Best classical production
David Staller’s conceptual staging of George Bernard Shaw’s “Heartbreak House,” produced off Broadway by the Gingold Theatrical Group, was the bet thing Mr. Staller has given us to date, which is saying something.
Best new play
Lincoln Center Theater’s off-Broadway premiere of Tom Stoppard’s “The Hard Problem” proved its 81-year-old author to be the Shaw of our time.
Best new musical
“Miss You Like Hell,” in which Quiara Alegra Hudes and Erin McKeown tell the tale of an undocumented immigrant and her long-estranged daughter, had its premiere by the Public Theater to powerfully moving effect.
Directors of the year
Lila Neugebauer, who staged “At Home at the Zoo” and “Mary Page Marlowe” off Broadway and “The Waverly Gallery” on Broadway, is an erstwhile up-and-comer who now ranks among our top stage directors. As for Hunter Foster, who directed “The Drowsy Chaperone” for Goodspeed Musicals (about which more below) and “42nd Street” for Pennsylvania’s Bucks County Playhouse, he’s a wonder-worker who belongs on Broadway.
Company of the year
No company in America mounts more satisfying musical-comedy revivals than Goodspeed Musicals of East Haddam, Conn., which gave us superb stagings of “The Drowsy Chaperone,” “Oliver!” and “The Will Rogers Follies” by, respectively, Mr.
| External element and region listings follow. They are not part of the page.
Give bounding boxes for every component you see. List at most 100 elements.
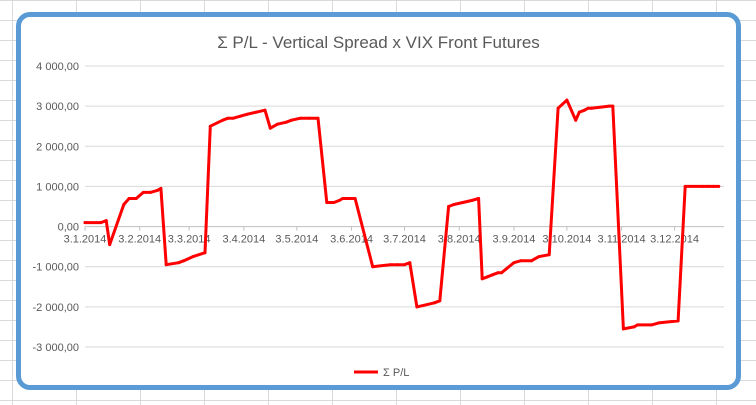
data-point <box>275 122 279 126</box>
data-point <box>164 263 168 267</box>
y-tick-label: 3 000,00 <box>36 101 79 113</box>
data-point <box>611 104 615 108</box>
x-tick-label: 3.12.2014 <box>650 234 699 246</box>
x-tick-label: 3.4.2014 <box>222 234 265 246</box>
data-point <box>134 197 138 200</box>
data-point <box>388 263 392 267</box>
data-point <box>203 251 207 255</box>
y-tick-label: -3 000,00 <box>33 342 79 354</box>
data-point <box>208 124 212 128</box>
data-point <box>263 108 267 112</box>
data-point <box>221 118 225 122</box>
x-tick-label: 3.8.2014 <box>438 234 481 246</box>
data-point <box>486 275 489 279</box>
data-point <box>583 108 586 112</box>
x-tick-label: 3.5.2014 <box>275 234 318 246</box>
data-point <box>371 265 375 269</box>
data-point <box>657 321 661 325</box>
data-point <box>701 184 705 188</box>
x-tick-label: 3.7.2014 <box>383 234 426 246</box>
y-tick-label: -1 000,00 <box>33 262 79 274</box>
data-point <box>717 184 721 188</box>
x-tick-label: 3.11.2014 <box>598 234 646 246</box>
y-tick-label: 1 000,00 <box>36 181 79 193</box>
data-point <box>711 184 715 188</box>
data-point <box>607 104 611 108</box>
data-point <box>500 271 504 275</box>
data-point <box>632 325 636 329</box>
data-point <box>403 263 406 267</box>
data-point <box>547 253 551 257</box>
data-point <box>556 106 560 110</box>
data-point <box>586 106 590 110</box>
data-point <box>290 118 293 122</box>
y-axis-tick-labels: -3 000,00 -2 000,00 -1 000,00 0,00 1 000,00 2… <box>33 61 79 354</box>
data-point <box>496 271 500 275</box>
chart-frame[interactable]: Σ P/L - Vertical Spread x VIX Front Futu… <box>16 12 741 390</box>
data-point <box>337 199 341 202</box>
data-point <box>127 197 131 200</box>
y-tick-label: 2 000,00 <box>36 141 79 153</box>
data-point <box>621 327 625 331</box>
x-axis-tick-labels: 3.1.2014 3.2.2014 3.3.2014 3.4.2014 3.5.2014… <box>64 234 699 246</box>
data-point <box>395 263 399 267</box>
data-point <box>353 197 357 200</box>
series-line-pl <box>83 98 721 331</box>
data-point <box>108 243 112 247</box>
data-point <box>683 184 687 188</box>
data-point <box>636 323 639 327</box>
data-point <box>332 201 336 204</box>
data-point <box>155 188 159 192</box>
data-point <box>574 118 578 122</box>
data-point <box>477 197 481 200</box>
data-point <box>415 305 419 309</box>
data-point <box>99 221 103 225</box>
data-point <box>433 301 436 305</box>
data-point <box>268 126 272 130</box>
data-point <box>177 261 181 265</box>
data-point <box>676 319 680 323</box>
data-point <box>519 259 523 263</box>
data-point <box>245 112 249 116</box>
legend-label: Σ P/L <box>383 367 409 379</box>
y-tick-label: 4 000,00 <box>36 61 79 73</box>
data-point <box>530 259 534 263</box>
data-point <box>470 199 474 202</box>
data-point <box>316 116 320 120</box>
data-point <box>182 259 186 263</box>
data-point <box>159 186 163 190</box>
x-tick-label: 3.10.2014 <box>542 234 591 246</box>
data-point <box>307 116 311 120</box>
data-point <box>284 120 288 124</box>
data-point <box>298 116 302 120</box>
data-point <box>148 190 152 194</box>
x-tick-label: 3.3.2014 <box>168 234 211 246</box>
data-point <box>512 261 516 265</box>
data-point <box>254 110 258 114</box>
data-point <box>231 116 235 120</box>
data-point <box>461 201 465 204</box>
data-point <box>408 261 412 265</box>
x-tick-label: 3.9.2014 <box>493 234 536 246</box>
data-point <box>590 106 594 110</box>
data-point <box>706 184 710 188</box>
x-tick-label: 3.1.2014 <box>64 234 107 246</box>
data-point <box>122 203 126 206</box>
data-point <box>341 197 345 200</box>
line-chart: Σ P/L - Vertical Spread x VIX Front Futu… <box>33 33 724 379</box>
data-point <box>480 277 484 281</box>
chart-title: Σ P/L - Vertical Spread x VIX Front Futu… <box>217 33 540 52</box>
data-point <box>650 323 654 327</box>
data-point <box>141 190 145 194</box>
data-point <box>226 116 230 120</box>
data-point <box>537 255 541 259</box>
data-point <box>565 98 569 102</box>
data-point <box>577 110 581 114</box>
x-tick-label: 3.6.2014 <box>330 234 373 246</box>
data-point <box>325 201 329 204</box>
y-tick-label: -2 000,00 <box>33 302 79 314</box>
chart-legend: Σ P/L <box>354 367 409 379</box>
data-point <box>83 221 87 225</box>
data-point <box>191 255 195 259</box>
y-tick-label: 0,00 <box>58 222 79 234</box>
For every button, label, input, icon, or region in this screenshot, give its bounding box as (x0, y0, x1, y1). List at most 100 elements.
Foster, Rob Ruggiero and Don Stephenson.
Playwright of the year
After going two decades without a Broadway production, Kenneth Lonergan hit the bull’s-eye twice in a row with unforgettable revivals of “Lobby Hero” and “The Waverly Gallery.” May “The Starry Messenger,” his best play to date, follow them there soon!
Mr. Teachout is the Journal’s drama critic.